My husband, a chef, is naturally more disciplined than I am, a quality that became more combative as he entered the strict kitchen hierarchy of the culinary industry. (Opposites really do attract.) Every time we make dinner, he immediately cleans up instead of using the dishwasher.

Of course, only one meal is served for dinner. In 2020, we were cooking at home every day, multiple times a day.
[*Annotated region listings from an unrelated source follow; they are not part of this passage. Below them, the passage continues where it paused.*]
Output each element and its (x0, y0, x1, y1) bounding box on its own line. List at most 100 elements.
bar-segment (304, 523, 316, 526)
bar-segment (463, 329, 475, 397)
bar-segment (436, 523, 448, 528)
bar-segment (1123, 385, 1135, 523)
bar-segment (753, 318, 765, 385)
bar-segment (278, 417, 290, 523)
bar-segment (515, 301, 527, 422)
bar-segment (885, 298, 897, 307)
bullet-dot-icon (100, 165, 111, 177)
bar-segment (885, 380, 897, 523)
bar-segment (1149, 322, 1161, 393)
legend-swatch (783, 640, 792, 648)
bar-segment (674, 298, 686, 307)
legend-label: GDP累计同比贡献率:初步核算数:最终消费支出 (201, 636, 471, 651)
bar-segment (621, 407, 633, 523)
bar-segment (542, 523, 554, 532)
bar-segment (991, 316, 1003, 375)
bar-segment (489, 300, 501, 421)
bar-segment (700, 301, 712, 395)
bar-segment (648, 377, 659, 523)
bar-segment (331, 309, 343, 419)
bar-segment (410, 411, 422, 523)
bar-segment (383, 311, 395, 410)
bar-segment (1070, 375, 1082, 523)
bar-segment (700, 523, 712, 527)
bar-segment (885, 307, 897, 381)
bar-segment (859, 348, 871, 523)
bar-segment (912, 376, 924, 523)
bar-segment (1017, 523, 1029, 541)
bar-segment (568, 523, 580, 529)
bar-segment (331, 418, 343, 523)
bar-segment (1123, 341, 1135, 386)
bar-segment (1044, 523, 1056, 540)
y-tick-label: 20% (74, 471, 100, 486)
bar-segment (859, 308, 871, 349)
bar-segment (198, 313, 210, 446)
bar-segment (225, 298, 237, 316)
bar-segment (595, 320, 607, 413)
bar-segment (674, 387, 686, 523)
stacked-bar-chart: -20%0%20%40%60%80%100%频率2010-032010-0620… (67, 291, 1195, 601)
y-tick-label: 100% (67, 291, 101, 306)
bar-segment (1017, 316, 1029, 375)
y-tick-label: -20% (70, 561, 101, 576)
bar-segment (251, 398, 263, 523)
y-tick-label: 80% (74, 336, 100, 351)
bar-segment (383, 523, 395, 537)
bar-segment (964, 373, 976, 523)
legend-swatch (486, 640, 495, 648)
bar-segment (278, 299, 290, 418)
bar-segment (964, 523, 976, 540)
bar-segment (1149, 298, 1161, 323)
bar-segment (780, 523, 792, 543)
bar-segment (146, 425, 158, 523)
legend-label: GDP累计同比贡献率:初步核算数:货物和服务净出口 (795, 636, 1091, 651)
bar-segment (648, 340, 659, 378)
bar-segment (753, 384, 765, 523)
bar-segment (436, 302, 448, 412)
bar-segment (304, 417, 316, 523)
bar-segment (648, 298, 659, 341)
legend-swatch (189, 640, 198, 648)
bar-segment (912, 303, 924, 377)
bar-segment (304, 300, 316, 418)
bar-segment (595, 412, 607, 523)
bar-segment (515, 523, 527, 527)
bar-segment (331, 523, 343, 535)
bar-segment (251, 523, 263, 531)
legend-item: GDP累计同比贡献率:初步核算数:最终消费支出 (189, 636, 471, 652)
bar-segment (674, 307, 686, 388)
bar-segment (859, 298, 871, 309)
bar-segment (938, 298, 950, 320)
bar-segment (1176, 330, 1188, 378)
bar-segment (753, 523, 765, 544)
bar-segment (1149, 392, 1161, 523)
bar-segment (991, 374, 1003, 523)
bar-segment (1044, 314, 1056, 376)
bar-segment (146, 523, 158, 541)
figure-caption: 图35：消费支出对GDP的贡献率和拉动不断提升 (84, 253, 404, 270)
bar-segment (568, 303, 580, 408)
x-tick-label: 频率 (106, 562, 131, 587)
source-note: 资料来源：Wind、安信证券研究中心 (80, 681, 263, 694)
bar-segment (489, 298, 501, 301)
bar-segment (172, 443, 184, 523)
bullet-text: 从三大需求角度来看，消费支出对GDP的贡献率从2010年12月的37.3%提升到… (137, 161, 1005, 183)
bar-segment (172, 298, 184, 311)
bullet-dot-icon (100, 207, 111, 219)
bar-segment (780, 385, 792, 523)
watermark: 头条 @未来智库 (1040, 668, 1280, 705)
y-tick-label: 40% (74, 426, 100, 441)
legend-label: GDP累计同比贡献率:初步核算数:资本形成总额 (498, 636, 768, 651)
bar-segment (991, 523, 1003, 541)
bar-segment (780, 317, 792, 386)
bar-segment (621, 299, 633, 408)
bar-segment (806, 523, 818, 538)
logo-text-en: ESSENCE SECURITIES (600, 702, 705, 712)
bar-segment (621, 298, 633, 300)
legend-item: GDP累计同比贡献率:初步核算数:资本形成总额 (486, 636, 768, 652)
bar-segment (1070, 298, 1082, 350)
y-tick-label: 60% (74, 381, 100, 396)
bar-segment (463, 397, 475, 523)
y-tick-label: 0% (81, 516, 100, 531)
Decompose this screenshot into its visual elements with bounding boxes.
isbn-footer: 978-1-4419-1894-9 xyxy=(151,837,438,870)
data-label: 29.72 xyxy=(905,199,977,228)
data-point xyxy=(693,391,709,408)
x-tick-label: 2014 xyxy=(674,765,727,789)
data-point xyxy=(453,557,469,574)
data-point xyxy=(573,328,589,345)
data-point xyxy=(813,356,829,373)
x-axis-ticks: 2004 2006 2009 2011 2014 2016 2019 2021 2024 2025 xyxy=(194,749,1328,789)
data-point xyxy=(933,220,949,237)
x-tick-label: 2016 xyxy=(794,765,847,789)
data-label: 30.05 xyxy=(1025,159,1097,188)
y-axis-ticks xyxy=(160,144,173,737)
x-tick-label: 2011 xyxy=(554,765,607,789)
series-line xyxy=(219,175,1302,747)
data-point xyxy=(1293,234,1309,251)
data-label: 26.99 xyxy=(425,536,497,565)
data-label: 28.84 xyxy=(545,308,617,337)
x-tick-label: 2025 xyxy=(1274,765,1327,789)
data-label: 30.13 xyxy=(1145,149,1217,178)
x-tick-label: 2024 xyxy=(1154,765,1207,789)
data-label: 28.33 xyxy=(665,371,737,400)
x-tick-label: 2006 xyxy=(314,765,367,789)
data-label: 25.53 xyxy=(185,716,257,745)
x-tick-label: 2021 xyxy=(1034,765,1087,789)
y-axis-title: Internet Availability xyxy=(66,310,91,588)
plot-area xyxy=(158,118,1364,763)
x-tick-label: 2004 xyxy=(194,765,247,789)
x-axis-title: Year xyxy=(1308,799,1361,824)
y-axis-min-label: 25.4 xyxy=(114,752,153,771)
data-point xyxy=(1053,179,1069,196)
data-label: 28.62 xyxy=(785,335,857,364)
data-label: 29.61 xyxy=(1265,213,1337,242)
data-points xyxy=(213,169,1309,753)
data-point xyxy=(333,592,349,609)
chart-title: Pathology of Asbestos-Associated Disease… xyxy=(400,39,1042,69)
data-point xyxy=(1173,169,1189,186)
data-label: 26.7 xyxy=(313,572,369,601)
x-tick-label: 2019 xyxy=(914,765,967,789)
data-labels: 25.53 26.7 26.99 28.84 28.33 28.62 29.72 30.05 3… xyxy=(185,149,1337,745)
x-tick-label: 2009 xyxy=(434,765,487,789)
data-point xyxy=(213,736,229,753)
I bounced back and forth between extremes, trying biohacks to become the go-getter my parents never had, but ultimately succumbing to well-meaning peer pressure. It is. Instead of avoiding the pile in the sink, instead of collapsing on the couch with a full stomach after every meal, I now face a pile of dirty dishes.

I still felt as if the world was coming to an end, but every day I woke up to a clean kitchen and a clean slate.

It may be extreme not to use the latest home appliances, but it’s important. It forces you to pause and this magical space of mindless productivity is where consistency builds. The force of the tap water transformed plate after plate, glass after glass, which became meditative and an outlet for my nervous and anxious energy.

Chef Gabriel Hamilton says in his memoir Blood, Bones & Butter: “What I’ve loved about cooking all my life, especially preparatory cooking, is that even when my hands are full, my mind is free to organize everything.”

It became meditative, then romantic. Now I watch greasy plates, dirty coffee mugs, silver spoons, and scratched Tupperware eat away at soap suds. The stream of water from the faucet has a purifying effect, washing away their filth, and even my “good morning, hole” coffee mug shines with satisfaction.

We love what we value and value what we love. Instead of groaning at the task of handling a cast iron skillet, I now treat it as a fulfilling act of service. I know that the amount of time I season it with salt and oil will affect its longevity and the taste of future generations. When I scrub the hand-me-down dishes from my father-in-law, I connect with him. Pride has seeped into my kitchen work in unexpected ways. Cleanliness is the rule.

I don’t know why my nature isn’t a detail-oriented workaholic, but I’m sure there are plenty of excuses for that. My parents. My brother and I were both latchkey kids. I’m an old soul constantly feeling crushed by the weight of injustice in the world. My dog ​​ate my Google Docs. Late capitalism is eating away at my will to live.

If you are like me and have lofty dreams, unfortunately none of these excuses will help you. When I started taking care of my world, little by little I realized that I didn’t need to turn it upside down. I had to accept that.

Carl Jung once said, “Modern man cannot see God because the image of God is low enough.”

Can you find God in your kitchen sink? I don’t know, but let me tell you this. I still procrastinate sometimes, but I’m getting better little by little. Last weekend, my husband was busy perfecting his mashed potatoes. I had already baked a carrot cake the night before. Instead of just watching, I helped and washed the dishes.